After all, when you look at the specs it's clear the new Moto 360 isn't surpassing the capabilities of the watches that have been released to compete with the original, none of which are exactly standing tall as vastly superior anyway. The original Moto 360 had some flaws, especially when it came to battery life and overall performance, but it looked great and many early adopters are able to squeeze a full day of enjoyment out of it.
It's a year later, and while Motorola's update appears to only be keeping up with the trend there's a lot to consider in choosing between the current and new Moto 360.
Let's just get this one out of the way early. The new Moto 360 is going to have significantly better battery life than its predecessor. While the bump from 320 mAh to 400 mAh in the 46mm version of this watch may not seem like much, it's important to consider the processor being used here. The quad-core Snapdragon 400 processor in this watch will be consuming significantly less energy to perform the same tasks as the single core OMAP 3 that powers the original. Side by side, performing the same tasks, the original Moto 360 will die way faster than the newer model.
Since Motorola had battery life to spare, and it was important to compete with the other Android Wear watches that have been released in the last few months, the ambient display is always on by default. With the screen on every second of the day, this new Moto 360 will still get better battery life than the current Moto 360, whose ambient mode only lasts a few seconds. If you turn this mode off, battery life on this new Moto 360 is immediately doubled. Those of you who proudly claim to get more than a day out of the current Moto 360 will mostly likely be able to get three out of this new offering.
Long term survival
If we've learned anything from the first major update to Android Wear on the original Moto 360, it's that this hardware isn't going to hold up to too many more updates before being essentially unusable. While the most recent update to Android Wear 1.3 didn't prove to be nearly as challenging, a casual glance at the animations and overall performance compared to a newer Android Wear watch will show just how much the current Moto 360 is struggling to keep up.
It's not going to be particularly long before the current Moto 360 isn't able to keep up.
The reasons almost every Android Wear OEM is using the Snapdragon 400 with 512mb of RAM are availability and performance. Qualcomm isn't going to stop supporting the Snapdragon 400 anytime soon, and this processor is more than enough to do everything you want your wrist computer to be doing.
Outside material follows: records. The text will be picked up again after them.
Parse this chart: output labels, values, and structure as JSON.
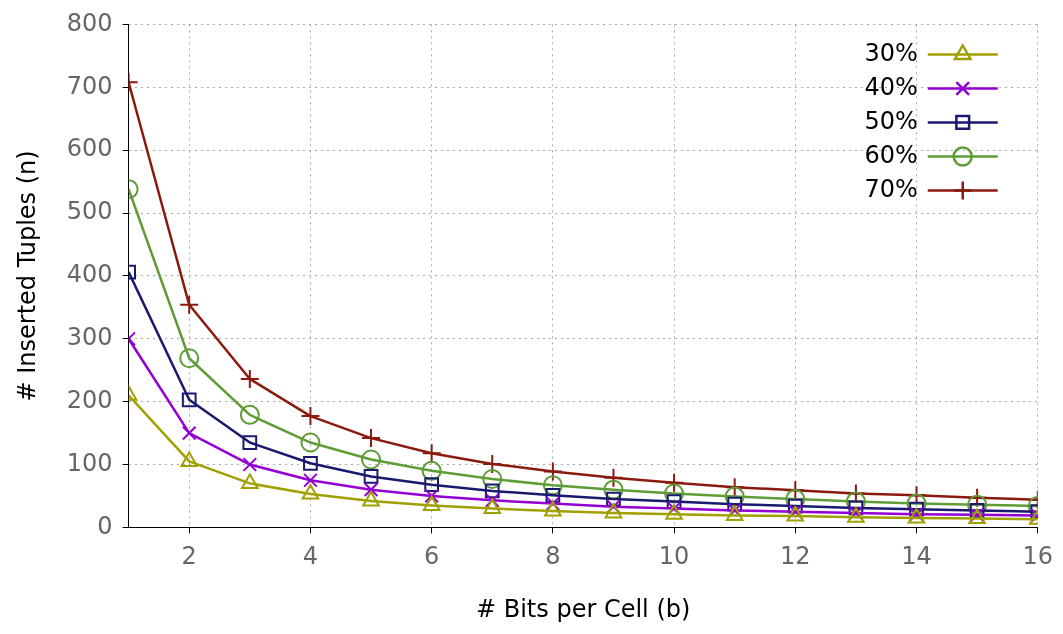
{
  "chart_data": {
    "type": "line",
    "xlabel": "# Bits per Cell (b)",
    "ylabel": "# Inserted Tuples (n)",
    "x": [
      1,
      2,
      3,
      4,
      5,
      6,
      7,
      8,
      9,
      10,
      11,
      12,
      13,
      14,
      15,
      16
    ],
    "xlim": [
      1,
      16
    ],
    "xticks": [
      2,
      4,
      6,
      8,
      10,
      12,
      14,
      16
    ],
    "ylim": [
      0,
      800
    ],
    "yticks": [
      0,
      100,
      200,
      300,
      400,
      500,
      600,
      700,
      800
    ],
    "grid": true,
    "legend": "top right",
    "line_style": "solid",
    "series": [
      {
        "name": "30%",
        "color": "#a0a000",
        "marker": "triangle",
        "values": [
          210,
          105,
          70,
          53,
          42,
          35,
          30,
          26,
          23,
          21,
          19,
          18,
          16,
          15,
          14,
          13
        ]
      },
      {
        "name": "40%",
        "color": "#9400d3",
        "marker": "cross",
        "values": [
          300,
          150,
          100,
          75,
          60,
          50,
          43,
          38,
          33,
          30,
          27,
          25,
          23,
          21,
          20,
          19
        ]
      },
      {
        "name": "50%",
        "color": "#191970",
        "marker": "square",
        "values": [
          406,
          203,
          135,
          102,
          81,
          68,
          58,
          51,
          45,
          41,
          37,
          34,
          31,
          29,
          27,
          25
        ]
      },
      {
        "name": "60%",
        "color": "#5e9c36",
        "marker": "circle",
        "values": [
          538,
          269,
          179,
          135,
          108,
          90,
          77,
          67,
          60,
          54,
          49,
          45,
          41,
          38,
          36,
          34
        ]
      },
      {
        "name": "70%",
        "color": "#8b1a0e",
        "marker": "plus",
        "values": [
          708,
          354,
          236,
          177,
          142,
          118,
          101,
          89,
          79,
          71,
          64,
          59,
          54,
          51,
          47,
          44
        ]
      }
    ]
  }
}
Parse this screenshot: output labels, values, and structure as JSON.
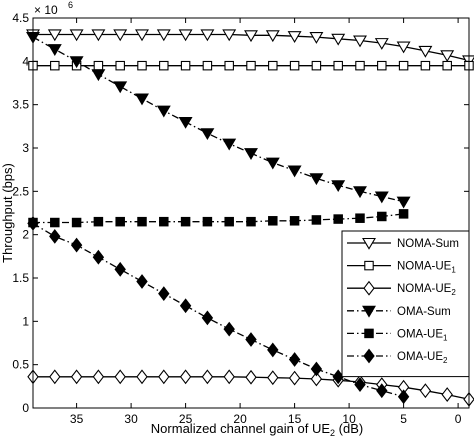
{
  "chart_data": {
    "type": "line",
    "title": "",
    "xlabel_main": "Normalized channel gain of UE",
    "xlabel_sub": "2",
    "xlabel_tail": " (dB)",
    "ylabel": "Throughput (bps)",
    "y_exponent_base": "× 10",
    "y_exponent_power": "6",
    "xlim": [
      39,
      -1
    ],
    "ylim": [
      0,
      4.5
    ],
    "x_ticks": [
      35,
      30,
      25,
      20,
      15,
      10,
      5,
      0
    ],
    "y_ticks": [
      0,
      0.5,
      1,
      1.5,
      2,
      2.5,
      3,
      3.5,
      4,
      4.5
    ],
    "grid": false,
    "legend_position": "right",
    "series": [
      {
        "name": "NOMA-Sum",
        "name_main": "NOMA-Sum",
        "name_sub": "",
        "line_style": "solid",
        "marker": "triangle-down-open",
        "x": [
          39,
          37,
          35,
          33,
          31,
          29,
          27,
          25,
          23,
          21,
          19,
          17,
          15,
          13,
          11,
          9,
          7,
          5,
          3,
          1,
          -1
        ],
        "y": [
          4.31,
          4.31,
          4.31,
          4.31,
          4.31,
          4.31,
          4.31,
          4.31,
          4.31,
          4.31,
          4.3,
          4.3,
          4.29,
          4.28,
          4.26,
          4.24,
          4.21,
          4.17,
          4.12,
          4.07,
          4.01
        ]
      },
      {
        "name": "NOMA-UE1",
        "name_main": "NOMA-UE",
        "name_sub": "1",
        "line_style": "solid",
        "marker": "square-open",
        "x": [
          39,
          37,
          35,
          33,
          31,
          29,
          27,
          25,
          23,
          21,
          19,
          17,
          15,
          13,
          11,
          9,
          7,
          5,
          3,
          1,
          -1
        ],
        "y": [
          3.95,
          3.95,
          3.95,
          3.95,
          3.95,
          3.95,
          3.95,
          3.95,
          3.95,
          3.95,
          3.95,
          3.95,
          3.95,
          3.95,
          3.95,
          3.95,
          3.95,
          3.95,
          3.95,
          3.95,
          3.95
        ]
      },
      {
        "name": "NOMA-UE2",
        "name_main": "NOMA-UE",
        "name_sub": "2",
        "line_style": "solid",
        "marker": "diamond-open",
        "x": [
          39,
          37,
          35,
          33,
          31,
          29,
          27,
          25,
          23,
          21,
          19,
          17,
          15,
          13,
          11,
          9,
          7,
          5,
          3,
          1,
          -1
        ],
        "y": [
          0.36,
          0.36,
          0.36,
          0.36,
          0.36,
          0.36,
          0.36,
          0.36,
          0.36,
          0.36,
          0.355,
          0.35,
          0.345,
          0.335,
          0.32,
          0.3,
          0.27,
          0.24,
          0.2,
          0.155,
          0.1
        ]
      },
      {
        "name": "OMA-Sum",
        "name_main": "OMA-Sum",
        "name_sub": "",
        "line_style": "dashdot",
        "marker": "triangle-down-filled",
        "x": [
          39,
          37,
          35,
          33,
          31,
          29,
          27,
          25,
          23,
          21,
          19,
          17,
          15,
          13,
          11,
          9,
          7,
          5
        ],
        "y": [
          4.28,
          4.14,
          4.0,
          3.85,
          3.71,
          3.57,
          3.43,
          3.3,
          3.17,
          3.05,
          2.94,
          2.83,
          2.74,
          2.65,
          2.57,
          2.5,
          2.44,
          2.38
        ]
      },
      {
        "name": "OMA-UE1",
        "name_main": "OMA-UE",
        "name_sub": "1",
        "line_style": "dashdot",
        "marker": "square-filled",
        "x": [
          39,
          37,
          35,
          33,
          31,
          29,
          27,
          25,
          23,
          21,
          19,
          17,
          15,
          13,
          11,
          9,
          7,
          5
        ],
        "y": [
          2.14,
          2.14,
          2.14,
          2.15,
          2.15,
          2.15,
          2.15,
          2.15,
          2.15,
          2.15,
          2.15,
          2.16,
          2.16,
          2.17,
          2.18,
          2.19,
          2.21,
          2.24
        ]
      },
      {
        "name": "OMA-UE2",
        "name_main": "OMA-UE",
        "name_sub": "2",
        "line_style": "dashdot",
        "marker": "diamond-filled",
        "x": [
          39,
          37,
          35,
          33,
          31,
          29,
          27,
          25,
          23,
          21,
          19,
          17,
          15,
          13,
          11,
          9,
          7,
          5
        ],
        "y": [
          2.13,
          1.98,
          1.88,
          1.74,
          1.6,
          1.46,
          1.32,
          1.18,
          1.04,
          0.91,
          0.79,
          0.67,
          0.56,
          0.45,
          0.36,
          0.27,
          0.2,
          0.13
        ]
      }
    ]
  }
}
It's going to continue to be the default for a while because it works, and because Qualcomm makes enough of them that all of thene manufacturers can buy a lot of them.
It may not be the next update, or even the one after that, but it's not going to be particularly long before the current Moto 360 isn't able to keep up with the new features Google pumps into Android Wear without some significant drawbacks.
Migrating is easy, but expensive
One of the best things about the new Moto 360 is how easy it will be to move from your old watch. If you already have a favorite band, it will transfer with ease. If you already have a preferred watchface and setup, the Android Wear app on your phone will sync everything over as soon as you pair the new watch. Google did a great job making the software work the same on every watch, and Motorola did good making sure bands and designs are similar enough to be compatible.
The only real reason to consider the current Moto 360 over the new Moto 360 is the price tag.
The only real reason to consider the current Moto 360 over the new Moto 360 is the price tag. At $300 for the base model the new Moto 360 isn't cheap. When you see the $150 new and often much cheaper used price tags associated with the current Moto 360, the decision becomes understandably complicated. If you already own a Moto 360, spending $300 for what may seem like a minor upgrade on the surface is silly.
The differences between these two watches may not be apparent on the surface, but if you're seriously considering one over the other it couldn't be more clear this year's Moto 360 is the one you should spend money on. If you already have a Moto 360 and are on the fence about an upgrade, a quick look at a display model in a store or on a friend's wrist should reveal how much faster and smoother this new Moto 360 is, not to mention the dramatic increase in battery life. Alternatively, if you already own a Moto 360 and are honestly happy with what you have, there's no harm in waiting. Who knows, maybe the not-yet-released Moto 360 Sport is what you're actually waiting for.